Mitochondrial DNA (mtDNA)
Mitochondrial DNA (mtDNA, or less common mDNA) is DNA that is found in Mitochondria. Mitochondria is the part of organic cells that produce most of the cellular energy by converting organic materials into Adenosine Triphosphate (ATP) via the process of oxidative phosphorylation. Typically nuclear DNA determines the function a cell, however mitochondria have their own DNA and are assumed to have evolved separately (Endosymbiotic theory).
Mitochondrial DNA (mtDNA) analysis is useful in forensic cases in which nuclear DNA is insufficient for short tandem repeat (STR) typing. Shed body, head, and pubic hairs with no cellular material (hair follicle) attached to the root bulb and aged skeletal remains are the samples most commonly analyzed for mtDNA because nuclear DNA is not recoverable from these tissues. Usually a cell has hundreds or thousands of mitochondria which can occupy up to 25% of the cell's cytoplasm, and each mitochondrion contains 1-10 mtDNA molecules.
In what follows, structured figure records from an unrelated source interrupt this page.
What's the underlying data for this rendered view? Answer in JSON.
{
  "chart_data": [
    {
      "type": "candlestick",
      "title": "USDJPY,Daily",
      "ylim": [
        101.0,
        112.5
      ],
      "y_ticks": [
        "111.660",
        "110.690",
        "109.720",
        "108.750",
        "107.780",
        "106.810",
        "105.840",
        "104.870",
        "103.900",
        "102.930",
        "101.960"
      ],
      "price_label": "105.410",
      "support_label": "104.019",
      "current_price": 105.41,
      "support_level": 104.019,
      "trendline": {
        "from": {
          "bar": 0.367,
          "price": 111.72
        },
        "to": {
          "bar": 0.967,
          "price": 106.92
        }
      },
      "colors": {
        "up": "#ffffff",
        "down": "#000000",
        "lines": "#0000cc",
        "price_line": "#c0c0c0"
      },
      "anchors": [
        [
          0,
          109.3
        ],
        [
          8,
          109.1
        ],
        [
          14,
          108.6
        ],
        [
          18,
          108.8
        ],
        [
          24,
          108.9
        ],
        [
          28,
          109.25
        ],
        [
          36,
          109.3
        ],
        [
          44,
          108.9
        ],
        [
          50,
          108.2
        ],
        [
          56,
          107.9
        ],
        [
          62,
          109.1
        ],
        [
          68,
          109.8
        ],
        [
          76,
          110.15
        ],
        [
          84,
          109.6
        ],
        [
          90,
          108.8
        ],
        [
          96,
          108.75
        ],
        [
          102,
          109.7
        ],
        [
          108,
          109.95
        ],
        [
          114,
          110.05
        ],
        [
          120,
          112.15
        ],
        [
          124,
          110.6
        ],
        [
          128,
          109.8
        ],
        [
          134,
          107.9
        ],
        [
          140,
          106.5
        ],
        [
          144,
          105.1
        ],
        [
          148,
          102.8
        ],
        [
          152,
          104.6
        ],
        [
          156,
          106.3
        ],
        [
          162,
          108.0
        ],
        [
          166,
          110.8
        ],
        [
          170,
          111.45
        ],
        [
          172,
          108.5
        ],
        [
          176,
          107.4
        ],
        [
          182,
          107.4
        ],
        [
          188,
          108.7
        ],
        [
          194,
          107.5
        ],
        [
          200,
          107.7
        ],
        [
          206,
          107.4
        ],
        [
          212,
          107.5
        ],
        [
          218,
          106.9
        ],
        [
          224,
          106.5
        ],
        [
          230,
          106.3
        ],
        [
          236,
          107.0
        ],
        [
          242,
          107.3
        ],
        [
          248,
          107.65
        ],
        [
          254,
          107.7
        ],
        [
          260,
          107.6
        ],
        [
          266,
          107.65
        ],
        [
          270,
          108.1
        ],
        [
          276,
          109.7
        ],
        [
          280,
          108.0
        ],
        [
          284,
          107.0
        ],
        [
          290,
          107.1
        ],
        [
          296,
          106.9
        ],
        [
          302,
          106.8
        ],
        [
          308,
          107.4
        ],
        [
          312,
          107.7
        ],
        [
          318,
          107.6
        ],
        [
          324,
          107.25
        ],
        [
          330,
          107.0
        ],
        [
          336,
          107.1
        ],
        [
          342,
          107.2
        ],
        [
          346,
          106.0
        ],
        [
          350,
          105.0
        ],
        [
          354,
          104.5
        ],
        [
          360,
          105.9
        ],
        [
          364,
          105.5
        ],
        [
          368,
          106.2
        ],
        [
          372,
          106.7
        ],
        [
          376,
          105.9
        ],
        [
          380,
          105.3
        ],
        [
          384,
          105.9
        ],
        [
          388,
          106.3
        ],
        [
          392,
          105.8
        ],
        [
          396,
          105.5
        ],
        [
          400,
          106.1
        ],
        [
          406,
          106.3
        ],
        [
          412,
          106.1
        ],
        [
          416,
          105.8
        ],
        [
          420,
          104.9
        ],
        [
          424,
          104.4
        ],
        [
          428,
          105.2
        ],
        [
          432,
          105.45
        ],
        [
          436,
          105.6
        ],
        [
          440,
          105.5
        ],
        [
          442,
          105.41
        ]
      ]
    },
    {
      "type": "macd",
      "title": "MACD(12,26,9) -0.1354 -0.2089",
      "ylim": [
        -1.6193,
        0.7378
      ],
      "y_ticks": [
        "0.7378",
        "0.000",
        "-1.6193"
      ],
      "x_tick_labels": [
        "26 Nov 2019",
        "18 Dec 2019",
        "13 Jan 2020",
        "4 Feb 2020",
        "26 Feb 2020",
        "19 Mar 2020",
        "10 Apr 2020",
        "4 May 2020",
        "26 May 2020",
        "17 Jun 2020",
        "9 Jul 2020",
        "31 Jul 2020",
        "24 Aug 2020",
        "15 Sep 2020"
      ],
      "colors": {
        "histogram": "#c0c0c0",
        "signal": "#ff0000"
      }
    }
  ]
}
The high copy number of mtDNA molecules found in each cell is one reason why mtDNA is recoverable from hairs and old skeletal remains.
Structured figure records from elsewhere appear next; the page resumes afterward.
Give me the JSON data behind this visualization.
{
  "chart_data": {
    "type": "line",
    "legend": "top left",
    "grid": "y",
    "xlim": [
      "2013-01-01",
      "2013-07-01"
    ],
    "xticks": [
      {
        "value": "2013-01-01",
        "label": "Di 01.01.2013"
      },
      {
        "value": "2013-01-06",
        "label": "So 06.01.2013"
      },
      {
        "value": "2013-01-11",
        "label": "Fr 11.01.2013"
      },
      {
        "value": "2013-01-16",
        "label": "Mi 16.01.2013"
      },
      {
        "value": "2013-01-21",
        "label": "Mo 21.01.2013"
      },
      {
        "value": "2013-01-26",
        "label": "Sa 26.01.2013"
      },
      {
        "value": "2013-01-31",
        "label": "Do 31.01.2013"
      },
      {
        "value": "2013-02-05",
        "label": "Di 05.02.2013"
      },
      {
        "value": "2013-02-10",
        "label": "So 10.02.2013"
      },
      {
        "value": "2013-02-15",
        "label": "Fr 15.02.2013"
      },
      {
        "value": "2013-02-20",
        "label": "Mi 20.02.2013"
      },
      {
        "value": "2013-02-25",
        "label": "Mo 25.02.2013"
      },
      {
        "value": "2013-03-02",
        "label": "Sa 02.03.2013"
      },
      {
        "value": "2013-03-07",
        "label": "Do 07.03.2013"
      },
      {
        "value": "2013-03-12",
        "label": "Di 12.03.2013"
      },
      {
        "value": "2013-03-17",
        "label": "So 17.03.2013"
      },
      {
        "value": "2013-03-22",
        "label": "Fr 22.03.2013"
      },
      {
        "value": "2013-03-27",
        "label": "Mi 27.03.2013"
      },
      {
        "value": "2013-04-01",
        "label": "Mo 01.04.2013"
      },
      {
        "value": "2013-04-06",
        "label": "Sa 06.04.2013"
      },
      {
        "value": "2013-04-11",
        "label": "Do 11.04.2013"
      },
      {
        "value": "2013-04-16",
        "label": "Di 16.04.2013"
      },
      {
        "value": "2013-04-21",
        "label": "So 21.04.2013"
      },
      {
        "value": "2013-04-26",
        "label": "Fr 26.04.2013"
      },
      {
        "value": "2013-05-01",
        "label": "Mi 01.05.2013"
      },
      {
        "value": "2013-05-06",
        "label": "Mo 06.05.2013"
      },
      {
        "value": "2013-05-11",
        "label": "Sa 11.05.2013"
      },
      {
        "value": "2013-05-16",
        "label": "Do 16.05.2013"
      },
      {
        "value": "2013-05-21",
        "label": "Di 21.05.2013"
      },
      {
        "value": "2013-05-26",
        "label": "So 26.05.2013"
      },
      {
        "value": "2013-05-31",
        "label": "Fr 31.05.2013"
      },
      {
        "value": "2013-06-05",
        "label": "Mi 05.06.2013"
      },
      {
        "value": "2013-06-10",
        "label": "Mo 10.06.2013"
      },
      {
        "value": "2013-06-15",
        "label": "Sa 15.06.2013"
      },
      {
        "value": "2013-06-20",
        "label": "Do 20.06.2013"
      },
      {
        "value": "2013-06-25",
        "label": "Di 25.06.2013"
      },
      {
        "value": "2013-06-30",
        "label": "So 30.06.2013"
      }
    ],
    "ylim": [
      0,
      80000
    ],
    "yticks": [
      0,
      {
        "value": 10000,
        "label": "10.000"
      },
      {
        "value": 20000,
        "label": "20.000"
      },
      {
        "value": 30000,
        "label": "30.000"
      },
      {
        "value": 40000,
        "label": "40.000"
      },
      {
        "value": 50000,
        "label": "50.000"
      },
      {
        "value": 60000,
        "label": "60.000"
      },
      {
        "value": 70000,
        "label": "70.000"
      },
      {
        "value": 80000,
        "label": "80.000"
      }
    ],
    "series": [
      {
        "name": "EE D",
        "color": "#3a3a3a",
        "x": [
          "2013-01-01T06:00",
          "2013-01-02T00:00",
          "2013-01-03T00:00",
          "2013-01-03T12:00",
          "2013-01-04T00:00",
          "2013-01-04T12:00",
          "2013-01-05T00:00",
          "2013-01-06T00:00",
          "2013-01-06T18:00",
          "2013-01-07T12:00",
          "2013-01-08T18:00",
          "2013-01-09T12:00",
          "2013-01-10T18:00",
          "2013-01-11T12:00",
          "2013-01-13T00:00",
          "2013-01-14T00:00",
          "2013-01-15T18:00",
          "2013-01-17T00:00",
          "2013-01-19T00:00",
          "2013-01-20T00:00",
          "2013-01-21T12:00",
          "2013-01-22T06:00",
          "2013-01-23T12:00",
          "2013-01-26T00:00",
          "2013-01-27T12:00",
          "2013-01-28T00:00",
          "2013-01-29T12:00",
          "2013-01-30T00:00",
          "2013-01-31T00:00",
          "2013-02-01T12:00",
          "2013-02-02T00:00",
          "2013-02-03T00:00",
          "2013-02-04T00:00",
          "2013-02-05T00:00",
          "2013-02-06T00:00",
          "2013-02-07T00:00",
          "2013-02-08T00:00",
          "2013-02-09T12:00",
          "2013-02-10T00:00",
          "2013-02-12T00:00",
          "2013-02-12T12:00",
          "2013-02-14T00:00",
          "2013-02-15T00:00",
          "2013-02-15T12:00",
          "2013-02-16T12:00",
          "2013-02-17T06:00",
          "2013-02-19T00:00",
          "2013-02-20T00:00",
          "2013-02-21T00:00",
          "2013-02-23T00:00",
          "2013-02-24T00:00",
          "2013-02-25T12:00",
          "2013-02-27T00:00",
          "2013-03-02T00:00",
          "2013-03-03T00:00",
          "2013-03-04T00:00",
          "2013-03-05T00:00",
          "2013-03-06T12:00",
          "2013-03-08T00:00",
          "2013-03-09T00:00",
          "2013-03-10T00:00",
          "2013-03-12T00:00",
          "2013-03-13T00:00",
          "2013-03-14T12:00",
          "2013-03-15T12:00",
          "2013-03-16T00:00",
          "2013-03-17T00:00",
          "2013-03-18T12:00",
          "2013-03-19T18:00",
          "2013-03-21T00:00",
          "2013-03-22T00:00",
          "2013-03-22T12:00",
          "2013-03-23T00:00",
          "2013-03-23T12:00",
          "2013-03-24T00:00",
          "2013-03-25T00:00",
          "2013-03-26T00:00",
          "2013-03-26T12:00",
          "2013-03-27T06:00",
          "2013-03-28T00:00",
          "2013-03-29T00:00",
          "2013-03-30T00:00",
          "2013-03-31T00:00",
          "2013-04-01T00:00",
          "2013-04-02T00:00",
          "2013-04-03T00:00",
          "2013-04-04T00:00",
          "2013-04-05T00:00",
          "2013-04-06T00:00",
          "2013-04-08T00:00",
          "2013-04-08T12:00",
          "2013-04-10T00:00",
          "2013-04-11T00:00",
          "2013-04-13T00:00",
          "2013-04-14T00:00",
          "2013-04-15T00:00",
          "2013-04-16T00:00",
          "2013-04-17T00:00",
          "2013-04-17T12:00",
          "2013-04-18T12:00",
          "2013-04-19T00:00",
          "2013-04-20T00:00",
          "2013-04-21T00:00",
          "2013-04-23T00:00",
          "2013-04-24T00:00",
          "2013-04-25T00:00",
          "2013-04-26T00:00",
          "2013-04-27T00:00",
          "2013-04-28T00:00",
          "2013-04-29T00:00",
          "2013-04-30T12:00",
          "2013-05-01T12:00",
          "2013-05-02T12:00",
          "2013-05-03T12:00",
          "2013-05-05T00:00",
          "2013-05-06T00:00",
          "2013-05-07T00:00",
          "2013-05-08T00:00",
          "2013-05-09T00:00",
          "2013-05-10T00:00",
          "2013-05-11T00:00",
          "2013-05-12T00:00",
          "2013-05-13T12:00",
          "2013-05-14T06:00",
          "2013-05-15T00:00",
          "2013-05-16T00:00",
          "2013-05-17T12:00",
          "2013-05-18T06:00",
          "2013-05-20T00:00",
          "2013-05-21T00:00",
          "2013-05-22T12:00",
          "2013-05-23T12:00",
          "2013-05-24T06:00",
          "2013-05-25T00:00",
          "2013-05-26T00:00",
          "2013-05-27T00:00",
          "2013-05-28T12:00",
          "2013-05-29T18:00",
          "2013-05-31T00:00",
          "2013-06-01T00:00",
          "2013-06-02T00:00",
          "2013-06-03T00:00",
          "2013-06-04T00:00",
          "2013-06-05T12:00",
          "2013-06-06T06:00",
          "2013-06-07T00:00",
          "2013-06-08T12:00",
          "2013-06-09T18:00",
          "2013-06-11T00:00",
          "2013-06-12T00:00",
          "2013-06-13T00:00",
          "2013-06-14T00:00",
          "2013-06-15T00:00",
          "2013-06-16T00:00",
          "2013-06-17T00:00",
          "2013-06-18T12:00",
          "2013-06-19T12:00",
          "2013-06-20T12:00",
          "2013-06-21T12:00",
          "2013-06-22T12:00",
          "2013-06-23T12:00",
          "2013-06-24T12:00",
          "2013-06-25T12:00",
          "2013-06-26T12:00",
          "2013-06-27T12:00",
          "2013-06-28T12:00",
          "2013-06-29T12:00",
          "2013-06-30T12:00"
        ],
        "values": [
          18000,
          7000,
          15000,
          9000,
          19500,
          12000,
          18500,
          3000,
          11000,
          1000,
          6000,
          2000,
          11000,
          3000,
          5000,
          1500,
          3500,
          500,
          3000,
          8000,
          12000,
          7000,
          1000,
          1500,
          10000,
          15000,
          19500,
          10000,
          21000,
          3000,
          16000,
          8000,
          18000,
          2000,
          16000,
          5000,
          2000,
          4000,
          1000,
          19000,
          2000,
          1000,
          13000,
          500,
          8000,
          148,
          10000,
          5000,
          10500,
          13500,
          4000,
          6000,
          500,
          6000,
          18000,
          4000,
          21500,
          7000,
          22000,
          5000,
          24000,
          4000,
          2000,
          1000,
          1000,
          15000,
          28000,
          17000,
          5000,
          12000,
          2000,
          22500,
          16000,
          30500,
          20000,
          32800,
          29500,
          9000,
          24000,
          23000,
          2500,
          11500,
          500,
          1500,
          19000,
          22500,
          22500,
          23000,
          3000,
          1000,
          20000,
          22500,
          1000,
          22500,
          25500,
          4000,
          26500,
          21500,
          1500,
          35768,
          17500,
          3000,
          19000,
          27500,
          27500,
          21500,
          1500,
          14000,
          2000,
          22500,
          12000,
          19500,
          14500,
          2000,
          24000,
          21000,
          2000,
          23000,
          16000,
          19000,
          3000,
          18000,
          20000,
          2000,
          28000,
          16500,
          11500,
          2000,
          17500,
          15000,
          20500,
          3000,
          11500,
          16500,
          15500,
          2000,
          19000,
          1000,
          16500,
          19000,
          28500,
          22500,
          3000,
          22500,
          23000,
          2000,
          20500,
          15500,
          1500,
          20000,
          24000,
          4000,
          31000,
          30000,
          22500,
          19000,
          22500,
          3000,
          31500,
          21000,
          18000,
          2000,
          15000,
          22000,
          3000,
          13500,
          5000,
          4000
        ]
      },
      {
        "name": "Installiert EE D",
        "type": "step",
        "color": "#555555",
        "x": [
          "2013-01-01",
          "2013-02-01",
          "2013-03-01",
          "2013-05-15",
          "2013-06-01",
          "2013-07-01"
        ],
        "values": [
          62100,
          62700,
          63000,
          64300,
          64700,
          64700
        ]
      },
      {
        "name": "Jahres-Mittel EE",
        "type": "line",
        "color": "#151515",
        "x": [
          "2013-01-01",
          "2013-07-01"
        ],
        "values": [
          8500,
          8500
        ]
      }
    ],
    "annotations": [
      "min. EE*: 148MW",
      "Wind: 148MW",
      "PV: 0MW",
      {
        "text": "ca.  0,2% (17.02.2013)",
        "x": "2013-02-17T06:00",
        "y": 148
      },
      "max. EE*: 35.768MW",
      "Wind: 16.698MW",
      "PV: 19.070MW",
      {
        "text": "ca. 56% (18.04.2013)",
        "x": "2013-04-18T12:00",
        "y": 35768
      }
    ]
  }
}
Mitochondria in the sperm from the father are typically destroyed by the female egg cell immediately after fertilization, leaving behind only mtDNA from the mother. In 1999 it was reported that paternal sperm mitochondria (containing mtDNA) are marked with ubiquitin to select them for later destruction inside the embryo (Sutovsky et. al. 1999). Therefore the mother's mtDNA is passed on to the next generation; the fathers is typically not. However, it has also been proven that about 1-2% of a person's mitochondria can be inherited from the father.
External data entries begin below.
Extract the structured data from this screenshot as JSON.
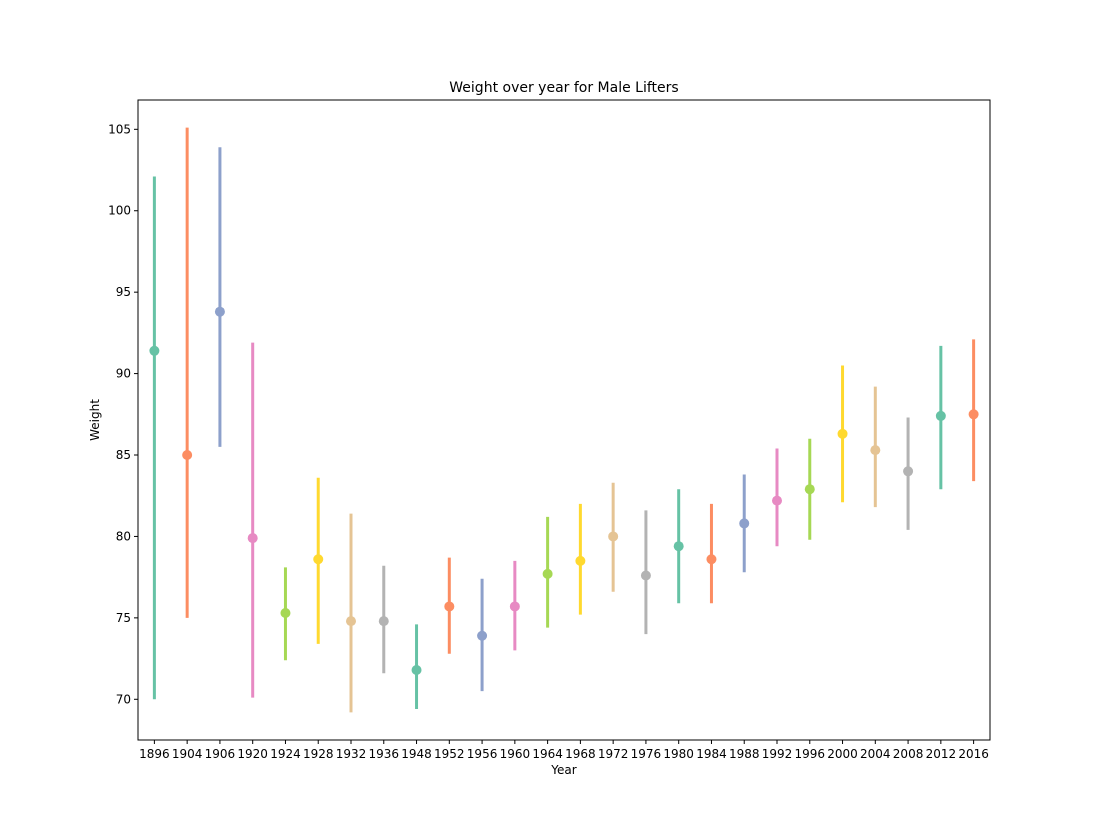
{
  "chart_data": {
    "type": "scatter",
    "title": "Weight over year for Male Lifters",
    "xlabel": "Year",
    "ylabel": "Weight",
    "ylim": [
      67.5,
      106.8
    ],
    "yticks": [
      70,
      75,
      80,
      85,
      90,
      95,
      100,
      105
    ],
    "grid": false,
    "legend": "none",
    "categories": [
      "1896",
      "1904",
      "1906",
      "1920",
      "1924",
      "1928",
      "1932",
      "1936",
      "1948",
      "1952",
      "1956",
      "1960",
      "1964",
      "1968",
      "1972",
      "1976",
      "1980",
      "1984",
      "1988",
      "1992",
      "1996",
      "2000",
      "2004",
      "2008",
      "2012",
      "2016"
    ],
    "values": [
      91.4,
      85.0,
      93.8,
      79.9,
      75.3,
      78.6,
      74.8,
      74.8,
      71.8,
      75.7,
      73.9,
      75.7,
      77.7,
      78.5,
      80.0,
      77.6,
      79.4,
      78.6,
      80.8,
      82.2,
      82.9,
      86.3,
      85.3,
      84.0,
      87.4,
      87.5
    ],
    "ci_low": [
      70.0,
      75.0,
      85.5,
      70.1,
      72.4,
      73.4,
      69.2,
      71.6,
      69.4,
      72.8,
      70.5,
      73.0,
      74.4,
      75.2,
      76.6,
      74.0,
      75.9,
      75.9,
      77.8,
      79.4,
      79.8,
      82.1,
      81.8,
      80.4,
      82.9,
      83.4
    ],
    "ci_high": [
      102.1,
      105.1,
      103.9,
      91.9,
      78.1,
      83.6,
      81.4,
      78.2,
      74.6,
      78.7,
      77.4,
      78.5,
      81.2,
      82.0,
      83.3,
      81.6,
      82.9,
      82.0,
      83.8,
      85.4,
      86.0,
      90.5,
      89.2,
      87.3,
      91.7,
      92.1
    ],
    "colors": [
      "#66c2a5",
      "#fc8d62",
      "#8da0cb",
      "#e78ac3",
      "#a6d854",
      "#ffd92f",
      "#e5c494",
      "#b3b3b3"
    ]
  }
}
Comparison of Mitochondrial DNA to Nuclear DNA
Number of Copies - There are only 2 Nuclear DNA Molecules in each cell as opposed to 100's to 1000's of Mitochondrial DNA per cell.
Inheritance - mtDNA is typically passed on only from the mother during sexual reproduction (mitochondrial genetics), meaning that the mitochondria are clones. This means that there is little change in the mtDNA from generation to generation, unlike nuclear DNA which is inherited from both the Mother and Father and changes by 50% each generation.
Location - Both Nuclear DNA and mtDNA are located in all cells except red blood cells. Nuclear DNA is located in the nucleus of a cell, and mtDNA is located in the mitochondria of the cell.
Structure and Composition - Both Nuclear DNA and Mitochondrial DNA have a double helix structure composed of Adenine (A), Cytosine (C), Guanine (G), Thymine (T). Nuclear DNA are linear molecules composed of 46 chromosomes and 3 billion nucleotides. Mitochondrial DNA are circular molecules and only contain 16,569 nucleotides.